Kini Du’Anyam telah mempekerjakan 1.005 penganyam di 50 desa di Indonesia. Pendapatan penduduk pun meningkat 40%, sehingga mereka memiliki yang cukup untuk mendapatkan makanan bergizi, layanan kesehatan dan pendidikan. Kini Du’Anyam berkolaborasi juga dengan pembuat kebijakan, perusahaan dan jaringan hotel yang dapat terlaksana berkat penggunaan Facebook.

Direktorat Jenderal Imigrasi - Sosialisasi Kepada Publik

Muhamad Fijar Sulistyo, Direktorat Jenderal Imigrasi
Penggunaan aplikasi Facebook dan layanan lain di bawah naungan Facebook pertama kali digunakan pada tahun 2014. Saat itu awal masa pemerintahan Presiden Joko Widodo yang menyarankan penggunaan media sosial di layanan publik.  Kemudian sejak tahun 2016, Dirjen Imigrasi pun mulai menggunakan iklan berbayar di akun Facebook dan Instagram. Instansi tersebut menyatakan bahwa dengan berhubungan langsung dengan masyarakat melalui aplikasi Facebook, maka awareness dan pengetahuan produk pun makin meningkat.

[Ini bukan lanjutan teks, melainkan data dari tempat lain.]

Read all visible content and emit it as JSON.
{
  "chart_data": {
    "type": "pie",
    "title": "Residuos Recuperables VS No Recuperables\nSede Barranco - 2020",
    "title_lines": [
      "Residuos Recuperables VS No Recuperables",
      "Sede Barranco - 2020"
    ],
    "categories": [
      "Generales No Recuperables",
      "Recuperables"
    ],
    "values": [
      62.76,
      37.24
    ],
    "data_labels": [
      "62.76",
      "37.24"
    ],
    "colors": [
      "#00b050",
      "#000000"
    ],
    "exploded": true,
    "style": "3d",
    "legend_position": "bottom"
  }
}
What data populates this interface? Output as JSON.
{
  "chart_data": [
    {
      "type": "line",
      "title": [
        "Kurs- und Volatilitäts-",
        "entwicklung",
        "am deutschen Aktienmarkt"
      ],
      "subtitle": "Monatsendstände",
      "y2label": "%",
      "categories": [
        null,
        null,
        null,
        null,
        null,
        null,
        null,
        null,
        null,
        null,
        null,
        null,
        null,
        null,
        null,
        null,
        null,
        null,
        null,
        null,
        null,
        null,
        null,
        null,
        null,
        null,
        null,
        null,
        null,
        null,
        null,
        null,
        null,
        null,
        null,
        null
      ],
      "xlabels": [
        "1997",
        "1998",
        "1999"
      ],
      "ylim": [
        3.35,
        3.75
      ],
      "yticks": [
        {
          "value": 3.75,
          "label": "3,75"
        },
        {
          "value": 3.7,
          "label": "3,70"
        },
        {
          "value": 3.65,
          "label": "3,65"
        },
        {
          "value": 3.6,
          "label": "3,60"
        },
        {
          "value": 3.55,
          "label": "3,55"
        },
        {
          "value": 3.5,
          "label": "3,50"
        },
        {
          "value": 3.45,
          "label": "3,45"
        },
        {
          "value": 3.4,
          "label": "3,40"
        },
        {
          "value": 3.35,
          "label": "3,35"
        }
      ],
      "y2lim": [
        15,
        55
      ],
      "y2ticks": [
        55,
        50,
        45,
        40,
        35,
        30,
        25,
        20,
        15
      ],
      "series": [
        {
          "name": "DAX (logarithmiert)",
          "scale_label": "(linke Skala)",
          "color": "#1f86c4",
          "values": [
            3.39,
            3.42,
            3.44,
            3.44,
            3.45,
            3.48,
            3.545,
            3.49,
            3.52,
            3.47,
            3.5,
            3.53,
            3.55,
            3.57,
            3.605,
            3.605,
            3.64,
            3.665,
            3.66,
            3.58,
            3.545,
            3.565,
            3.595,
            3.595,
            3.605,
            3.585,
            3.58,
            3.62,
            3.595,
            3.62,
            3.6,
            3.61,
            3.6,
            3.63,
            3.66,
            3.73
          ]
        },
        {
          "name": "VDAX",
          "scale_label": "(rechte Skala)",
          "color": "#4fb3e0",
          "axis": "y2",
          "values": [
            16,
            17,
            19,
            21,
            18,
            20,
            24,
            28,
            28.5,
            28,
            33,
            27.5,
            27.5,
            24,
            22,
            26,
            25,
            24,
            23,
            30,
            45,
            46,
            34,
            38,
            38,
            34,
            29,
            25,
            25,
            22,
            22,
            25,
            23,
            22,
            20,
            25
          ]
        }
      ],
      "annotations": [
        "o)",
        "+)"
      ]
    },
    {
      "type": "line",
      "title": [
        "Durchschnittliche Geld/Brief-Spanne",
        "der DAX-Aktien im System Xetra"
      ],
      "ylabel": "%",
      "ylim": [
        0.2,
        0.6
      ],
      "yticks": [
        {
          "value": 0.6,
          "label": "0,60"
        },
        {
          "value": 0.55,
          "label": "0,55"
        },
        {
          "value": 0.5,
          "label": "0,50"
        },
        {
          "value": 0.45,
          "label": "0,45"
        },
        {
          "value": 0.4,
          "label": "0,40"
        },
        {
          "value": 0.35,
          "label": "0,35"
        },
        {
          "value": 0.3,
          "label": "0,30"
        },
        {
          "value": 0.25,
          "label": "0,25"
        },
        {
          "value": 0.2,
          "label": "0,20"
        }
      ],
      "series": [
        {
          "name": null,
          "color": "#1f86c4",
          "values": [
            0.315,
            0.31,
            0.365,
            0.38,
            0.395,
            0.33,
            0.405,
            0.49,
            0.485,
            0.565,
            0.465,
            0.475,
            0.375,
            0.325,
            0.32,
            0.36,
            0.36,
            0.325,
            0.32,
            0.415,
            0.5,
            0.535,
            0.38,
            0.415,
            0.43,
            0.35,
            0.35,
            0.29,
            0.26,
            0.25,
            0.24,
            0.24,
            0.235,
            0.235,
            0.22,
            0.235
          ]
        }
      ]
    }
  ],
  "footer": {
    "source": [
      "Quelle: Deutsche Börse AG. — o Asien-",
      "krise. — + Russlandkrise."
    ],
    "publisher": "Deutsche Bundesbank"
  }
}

Banyak pertanyaan dari masyarakat melalui akun mereka. Dirjen Imigrasi pun mulai mengembangkan Frequently Asked Question (FAQ) yang memudahkan warga menemukan informasi dengan cepat.  Layanan lain pun dikembangkan untuk memudahkan masyarakat, salah satunya dalam pembuatan paspor. Jika dahulu masyarakat mesti mengantri dari pukul 3.00 pagi, kini mereka bisa menggunakan WhatsApp untuk mengambil antrian paspor.

“Antrian pun menjadi sepi karena jadwal jam pengurusan paspor pun sudah ditentukan saat pengambilan nomor antrian. Mereka cukup datang pada rentang waktu yang sesuai. Pengecekan status paspor pun dapat dicek melalui WhatsApp gateway yang otomatis akan dijawab oleh mesin, apakah paspor sudah diap diambil atau belum. Kini Dirjen Imigrasi juga sudah memiliki aplikasi Paspor Online, sosialisasi aplikasi tersebut dilakukan melalui Facebook, Instagram dan WhatsApp,” ucap Muhammad Fijar, Sulistiyo dari Direktorat Jenderal Imigrasi.

Ketiga kasus tersebut memberikan gambaran manfaat Facebook bagi komunitas yang ingin memajukan masyarakat dan membangun semangat toleransi. Demikian juga dengan instansi pemerintah yang lebih mudah mensosialisasikan layanannya. Semoga Dirjen Imigrasi mensosialisasikan juga mengenai tidak boleh melakukan diskriminasi paspor 24 halaman dan 48 halaman ya.